Okay, here's one I like:  Complete throwaway story.  Quoting Yun (and so extensively) drops your credibility as a reporter to zilch.  When I was a financial reporter, editors would have kicked that boosterish c*** back immediately.  So you used to be a financial reporter, eh?  Maybe back in the day when the financial press was hyping the dot-com and telecom booms like the Second Coming and touting Enron as a paragon of shareholder value?  No boosterish c*** going on then, was there?  And I agree, no reporter (whose gut tells him there's only one side to the story) worth his salt would quote a spokesman for the industry he's reporting on.  Heck no, that would just be balanced reporting.  Here's a suggestion:  do this post in needlepoint, title it "Confessions of a Reporter" and hang in every (remaining) newsroom in the country as a somber warning against journalistic hubris.  Hey, you don't suppose that's why this guy is an ex-financial reporter?  I wonder how the Amway franchise is working out for him.

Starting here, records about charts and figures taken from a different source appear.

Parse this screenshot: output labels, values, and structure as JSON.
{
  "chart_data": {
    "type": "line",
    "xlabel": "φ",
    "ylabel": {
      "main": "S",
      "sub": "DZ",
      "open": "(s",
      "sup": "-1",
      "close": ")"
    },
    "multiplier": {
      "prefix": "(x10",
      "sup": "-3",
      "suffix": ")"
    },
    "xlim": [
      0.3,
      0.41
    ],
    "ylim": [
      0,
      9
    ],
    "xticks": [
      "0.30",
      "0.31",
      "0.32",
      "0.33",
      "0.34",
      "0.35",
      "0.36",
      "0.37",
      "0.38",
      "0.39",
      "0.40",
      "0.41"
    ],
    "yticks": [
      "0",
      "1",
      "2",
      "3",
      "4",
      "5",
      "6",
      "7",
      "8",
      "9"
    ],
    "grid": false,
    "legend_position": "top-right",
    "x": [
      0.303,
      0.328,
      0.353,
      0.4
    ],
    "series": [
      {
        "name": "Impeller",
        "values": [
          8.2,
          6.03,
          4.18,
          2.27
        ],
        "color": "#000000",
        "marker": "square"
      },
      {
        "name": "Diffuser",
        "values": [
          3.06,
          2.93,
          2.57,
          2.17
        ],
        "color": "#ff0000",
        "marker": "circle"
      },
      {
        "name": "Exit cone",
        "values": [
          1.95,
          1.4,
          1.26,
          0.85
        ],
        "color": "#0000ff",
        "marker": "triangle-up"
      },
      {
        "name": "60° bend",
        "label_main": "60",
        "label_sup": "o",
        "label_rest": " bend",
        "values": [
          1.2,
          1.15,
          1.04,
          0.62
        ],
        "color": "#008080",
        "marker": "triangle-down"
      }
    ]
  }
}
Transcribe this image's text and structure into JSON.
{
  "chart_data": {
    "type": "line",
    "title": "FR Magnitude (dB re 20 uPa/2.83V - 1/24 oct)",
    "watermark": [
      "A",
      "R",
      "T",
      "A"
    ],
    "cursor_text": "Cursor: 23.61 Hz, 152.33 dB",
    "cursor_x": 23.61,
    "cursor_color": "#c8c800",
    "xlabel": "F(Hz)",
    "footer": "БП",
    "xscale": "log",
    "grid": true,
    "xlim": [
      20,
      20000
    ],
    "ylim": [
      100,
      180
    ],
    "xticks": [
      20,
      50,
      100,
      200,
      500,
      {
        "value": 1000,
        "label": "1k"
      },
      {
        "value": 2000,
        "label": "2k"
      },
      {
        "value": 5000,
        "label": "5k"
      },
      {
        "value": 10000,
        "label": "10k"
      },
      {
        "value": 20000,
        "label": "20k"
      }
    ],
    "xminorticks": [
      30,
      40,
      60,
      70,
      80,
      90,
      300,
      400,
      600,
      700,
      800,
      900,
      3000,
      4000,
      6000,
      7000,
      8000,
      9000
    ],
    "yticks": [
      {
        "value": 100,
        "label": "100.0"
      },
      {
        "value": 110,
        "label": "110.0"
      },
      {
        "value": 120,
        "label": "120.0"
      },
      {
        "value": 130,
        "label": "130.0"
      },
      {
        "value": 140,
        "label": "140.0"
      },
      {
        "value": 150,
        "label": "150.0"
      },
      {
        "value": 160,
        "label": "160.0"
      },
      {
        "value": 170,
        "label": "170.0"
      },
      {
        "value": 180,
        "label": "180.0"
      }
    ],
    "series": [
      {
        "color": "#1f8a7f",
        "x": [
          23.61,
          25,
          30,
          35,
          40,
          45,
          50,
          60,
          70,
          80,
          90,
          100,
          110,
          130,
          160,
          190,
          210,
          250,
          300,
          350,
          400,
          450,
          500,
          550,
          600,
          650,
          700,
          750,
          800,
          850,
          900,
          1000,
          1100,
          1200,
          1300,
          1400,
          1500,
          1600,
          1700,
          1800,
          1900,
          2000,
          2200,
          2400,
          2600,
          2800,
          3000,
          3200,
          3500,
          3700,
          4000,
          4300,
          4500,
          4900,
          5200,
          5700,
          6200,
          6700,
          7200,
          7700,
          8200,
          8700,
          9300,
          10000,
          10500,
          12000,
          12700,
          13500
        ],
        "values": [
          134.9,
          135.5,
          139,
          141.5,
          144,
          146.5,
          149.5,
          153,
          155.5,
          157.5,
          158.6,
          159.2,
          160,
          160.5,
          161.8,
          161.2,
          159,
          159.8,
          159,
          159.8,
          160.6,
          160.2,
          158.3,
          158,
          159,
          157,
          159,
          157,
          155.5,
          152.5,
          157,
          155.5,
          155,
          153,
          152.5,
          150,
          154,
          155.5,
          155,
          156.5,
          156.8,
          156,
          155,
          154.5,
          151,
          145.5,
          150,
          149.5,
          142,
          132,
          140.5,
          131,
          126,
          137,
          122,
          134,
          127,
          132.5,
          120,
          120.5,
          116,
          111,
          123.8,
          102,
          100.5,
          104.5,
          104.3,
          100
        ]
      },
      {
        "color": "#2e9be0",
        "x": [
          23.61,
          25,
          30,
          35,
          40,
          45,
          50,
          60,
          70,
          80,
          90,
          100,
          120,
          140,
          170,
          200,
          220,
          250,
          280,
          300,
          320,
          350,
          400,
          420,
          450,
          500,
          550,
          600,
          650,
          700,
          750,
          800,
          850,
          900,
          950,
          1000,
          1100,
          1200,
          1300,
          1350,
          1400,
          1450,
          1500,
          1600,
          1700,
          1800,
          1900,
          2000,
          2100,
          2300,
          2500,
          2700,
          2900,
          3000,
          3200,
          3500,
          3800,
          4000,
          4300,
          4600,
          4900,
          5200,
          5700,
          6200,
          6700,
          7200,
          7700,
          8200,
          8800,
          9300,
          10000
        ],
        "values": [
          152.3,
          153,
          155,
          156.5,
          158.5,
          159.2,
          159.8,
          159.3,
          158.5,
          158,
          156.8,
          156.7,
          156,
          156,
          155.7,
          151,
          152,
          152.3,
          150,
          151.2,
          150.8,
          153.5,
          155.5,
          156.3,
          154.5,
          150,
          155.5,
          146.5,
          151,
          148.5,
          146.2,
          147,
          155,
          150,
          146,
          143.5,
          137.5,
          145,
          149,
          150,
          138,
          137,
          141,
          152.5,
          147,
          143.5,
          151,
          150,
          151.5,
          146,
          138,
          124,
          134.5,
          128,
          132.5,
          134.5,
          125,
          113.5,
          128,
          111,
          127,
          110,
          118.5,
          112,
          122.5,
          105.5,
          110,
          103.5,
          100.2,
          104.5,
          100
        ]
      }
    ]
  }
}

Well, after this things degenerate into more mondo bizarro economics, more wise-guy jabs at that can't-miss target the NAR, more inevitable fifth-grade name-calling, more rolls in the gutter over Iraq, more assertions that the real estate market in every neighborhood looks like a meteor hit it yada yada...excuse me, did I say "degenerates"?  I meant to say "returns obsessively to its usual threadbare themes".

Now, in case you've forgotten, these are Wall Street Journal readers, at least supposedly.  Our best and brightest.  However, a client who knows far more about this than I ever want to tells me that many of these posters are fanatics who rove the Internet looking for articles on their favorite obsession to weigh in on, dump on and beat up on.  The Internet, where informed people inform other informed people.

So welcome to the abyss and watch your step.  No, it's not quite London's lurid abyss.  In fact, it's not much of an abyss at all, barely worth the caution tape.  Kind of shallow and insignificant, in fact. 

Much like the conversation we just overheard.